Same procedure as Example 11 was performed, but the liquid was an oil-based liquid. After defrosting, the garlic was tested, and the results were acceptable and tabulated in Table 11. [0039]
The conclusion derived from the above examples was the primary factor for rupturing garlic micrograms is water molecules in garlic, which is the only fluid which expands when it freezes, and, as a result, it ruptures the micrograms. The amount of water content in garlic is the most important factor in freezing and rupturing the micrograms. As the water molecules freeze, they expand. At the same time, non-water molecules in garlic contract, increasing the intensity of the micrograin rupture. Some of the micrograins start rupturing based on the water content immediately after freezing of water. In other cases, rupture occurs at temperatures that cause non-water molecules to freeze. This is the secondary rupture. This secondary rupture is caused by contraction. It was also observed that the shape of the water crystals on conventional method of freezing having sharper edges contribute to the rupture of the micrograms. In flash freezing technique, the shape and size of water molecules being smaller and not as sharp reduce the damage to the garlic micrograms. However, the process of expansion and contraction contribute to the rupture of the micrograms. [0040]
While the invention has been described in connection with its preferred embodiments, this specification is not intended to limit the scope of the invention to the particular forms set forth, but, on the contrary, it is intended to cover any such alternatives, modifications, and equivalents as may be included within the spirit and scope of the invention as defined by the appended claims. [0041]

Claims

What is claimed is:

1. A method of processing fresh garlic to remove the characteristic odor after it has been ingested, comprising the step of:

a) providing fresh garlic containing a multitude of micrograms enclosing the aromatic oils of garlic;

b) saturating the garlic in a water-based fluid;

c) freezing the saturated garlic.

2. The method of claim 1, further comprising thawing the frozen garlic.

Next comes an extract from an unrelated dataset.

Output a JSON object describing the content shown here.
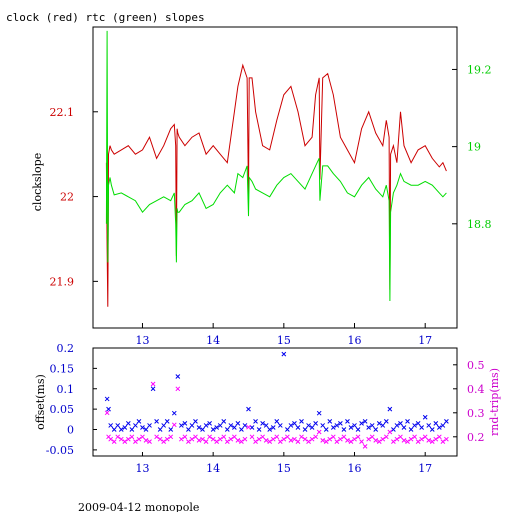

3. The method of claim 1, wherein said water-based liquid is selected from the group consisting of:

a) pure boiled water;

b) boiled water and vinegar;

c) boiled water and lemon juice; and

d) lemon juice in natural concentration.

4. The method of claim 1, further comprising adding one (1) or more edible salts to the water-based fluid prior to said freezing step;

5. The method of claim 1, wherein said freezing step is accomplished by subjecting the saturated garlic to an ambient temperature of between 0° C. and −60° C.;

6. The method of claim 1, wherein said freezer step is accomplished by submitting the saturated garlic to an ambient temperature of lower than 0° C.;

7. The method of claim 1, wherein said saturation step is performed at approximately 0° C.;

8. The method of claim 1, wherein said saturation step is performed at least partially in a vacuum.